Matanya yang besar seperti serigala dipenuhi dengan ketidakpercayaan dan kengerian. Dia menatap Qin Baisheng dan meraung, "Jurusan ini lagi! Jurusan macam apa ini?!"

"Tidak ada salahnya memberitahumu." Qin Baisheng terkekeh. "Gerakan Pembunuh Abadi ini disebut Tekanan Jiwa. Menggunakan dasar jiwaku sendiri, aku langsung menghancurkan jiwamu. Kau mungkin kuat, tapi gerakan ini langsung menargetkan jiwamu. Kau tidak memiliki transformasi Dewa yang melawan Jalur Jiwa. Tidak peduli binatang apa yang kau ubah, kau tidak akan pernah bisa menandingiku. He Langzi, aku akan memberimu satu kesempatan terakhir.

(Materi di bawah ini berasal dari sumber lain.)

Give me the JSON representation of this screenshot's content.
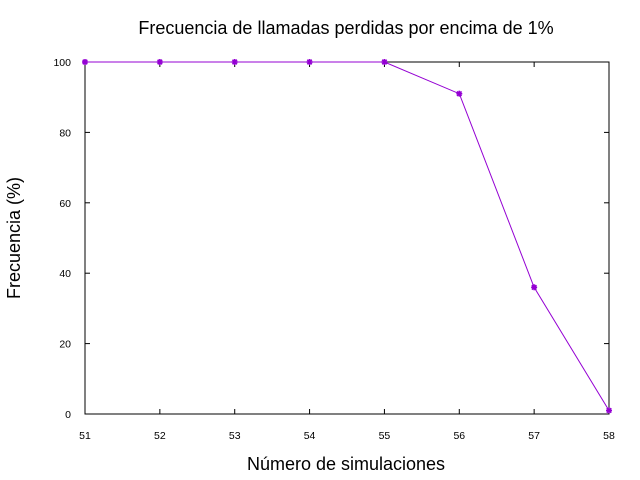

Tunduk padaku... atau mati."

Berhadapan dengan Qin Baisheng yang sangat kuat, He Langzi terdiam.

Heicheng dan Xuesongzi saling bertukar pandang. Keduanya merasakan firasat buruk.

...

"Sha Huang..." Feng Jiuge memperhatikan Naga Panglima Yaksa dan kelompoknya yang pergi, menggumamkan nama itu.

"Informasi yang kita dapatkan kali ini benar-benar tidak berguna," keluh Hong Chiming, seorang Dewa Gu dari Zhongzhou yang berdiri di samping Feng Jiuge.

"Tidak, kita sudah mendapatkan banyak informasi." Feng Jiuge tersenyum. "Pertama, fakta bahwa Mayat Hidup Abadi, Sha Huang, bisa bergabung dengan lancar ke Aliansi Mayat Hidup membuktikan bahwa dia adalah Dewa Gu dari Dataran Utara. Mungkin dia bukan penduduk asli Dataran Utara, tapi dia pasti naik ke keabadian di sana. Kedua, karena dia menggunakan penyamaran, itu berarti dia tidak bisa menunjukkan wajah aslinya. Dan ketiga, dia memiliki pendukung kuat atau organisasi di belakangnya. Kekuatan ini kemungkinan besar adalah dalang di balik insiden Menara Matahari Sejati 88 Sudut!"

"Tuan Jiuge, penalaran Anda masuk akal." Tiga Dewa lainnya mengangguk setuju dengan kesimpulan Feng Jiuge.

"Apa yang harus kita lakukan selanjutnya?"

Feng Jiuge berpikir sejenak sebelum menjawab, "Pertama, kita akan bertemu dengan Kakek Keeper. Kita akan memberitahunya intelijen yang kita kumpulkan agar dia bisa membuat kesimpulan lebih lanjut."